Вот не поймешь, врет Юшка или говорит правду?
В питейной мог любого зажечь. Иные дрались за честь сидеть рядом. Душа играла, как красиво звал всех отчаянных за собой – хоть на реку Мому, хоть на Погычу, хоть на зеленый берег неведомого моря. Вот все ведь знали про список Реброва, и про всякие другие Юшкины обманы, а слушая, начинали верить.
Похвалил Стадухина.
Груб, конечно, Мишка, зато рука твердая. Когда к иноземцам идешь, рука должна быть такой твердой, как у Стадухина.
– Зато голова умная, – не выдерживал Лоскут. Хотел сидеть молча. Но не выдерживал. – Ты, Юшко, пришел на одно лето, только тебя и видели. А Семейка, он – казенный прикащик, он власть государя представляет. Ну, ты погуляешь и уйдешь. А чего хорошего, если дикующие, проводив тебя, возбужденно бросятся на Семейку? Только казне убыток.
– Я где бываю, все беру дочиста.
– А можно долго брать, с пользой.
На Лоскута даже Васька Бугор посмотрел волком.
– Двинянин волю принес! А ты, Гришка, беглый. Зачем перечить вольным людям? Думаешь, в долгу у тебя, так ты…
Не договаривал, но Гришка все понимал.
– Где печатки дорогие? – спрашивал. – Неужто потерял?
– Были, были печатки, – легко соглашался Двинянин, сжимая пальцы в кулак. – Только, уходя, купил просторный двор вдове Коноваловой. Ее мужа шоромбойские мужики на Яне зарезали.
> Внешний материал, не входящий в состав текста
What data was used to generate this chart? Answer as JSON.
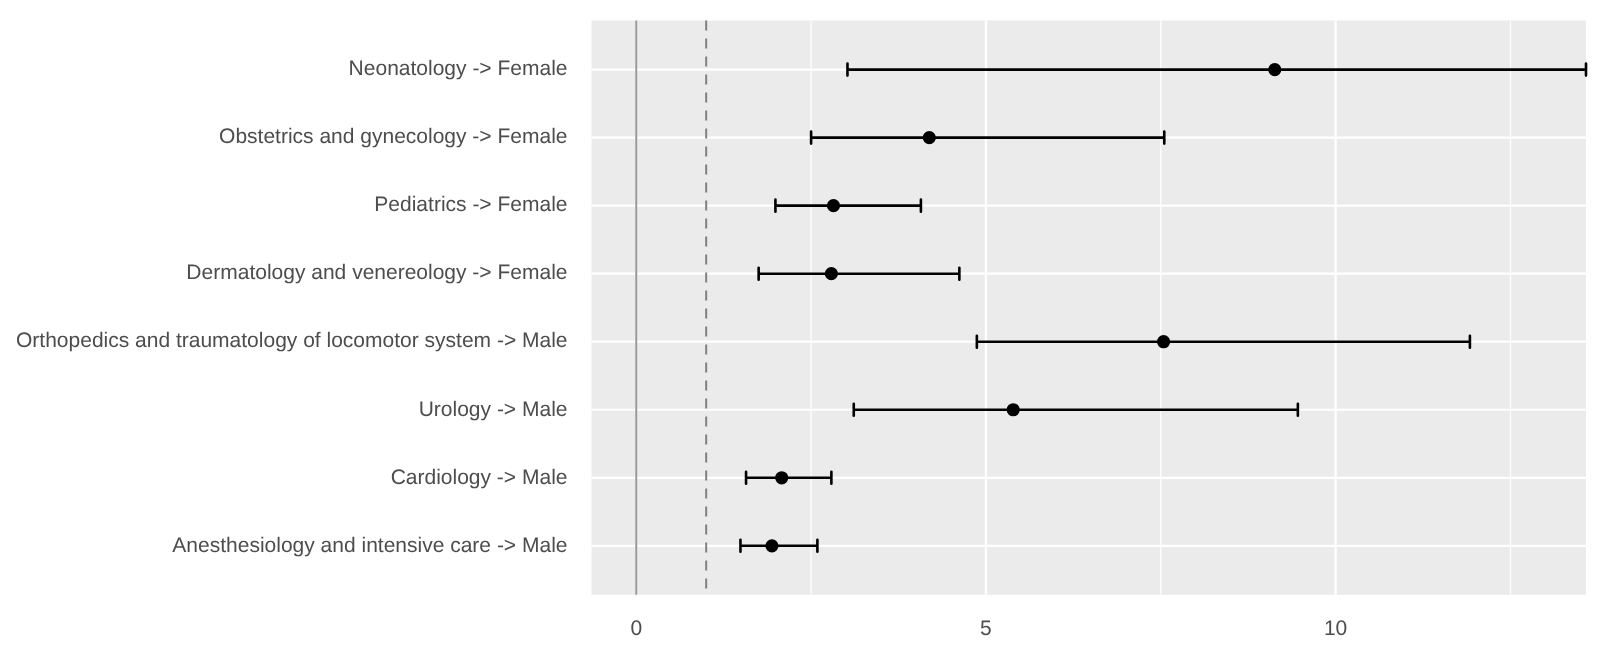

– Врешь! В кабаках оставил.
Впрочем, возражал Гришка без уверенности. Знал, что Юшка запросто мог оставить дорогие печатки в кабаках, но так же легко мог купить просторный двор некоей вдове. Наглотался крепкого винца, запела душа, а тут – молодая! Шоромбойские мужики у нее мужа зарезали!
– Ишь, ноздри вывернул, – непонятно, но весело смеялся Двинянин. – К Камню зачем ходил?
– Данилу Филиппова провожал.
– Ой ли?
Гришка настораживался.
А вдруг Двинянин в пути встретил Данилу? Данила вполне мог сказать, где расстался с Лоскутом.
И Двинянин настораживался:
– Чего молчишь?
– Зачем отвечать? Не тебе служу.
– А кому?
– Прикащику Погычи.
– Ой,
Фрол приподнимался в углу.
– Сиди, Фрол! – весело останавливал Двинянин зверовидного. – В том нет худа, что Лоскут из беглых. У нас многие бегали. И ты, Фрол, бегал. И ты, Бугор. И ты, Заварза. – Обводил казаков вспыхнувшими глазами: – Не побегаешь, не утвердишься. Правду я говорю? Правда, новый воевода якуцкий строг. Приказал всех воров в Якуцк возвращать в колодках.
Этим высказав свое отношение, терял интерес к Лоскуту.
– Скоро пойдем на коргу! На одном месте только пень растет.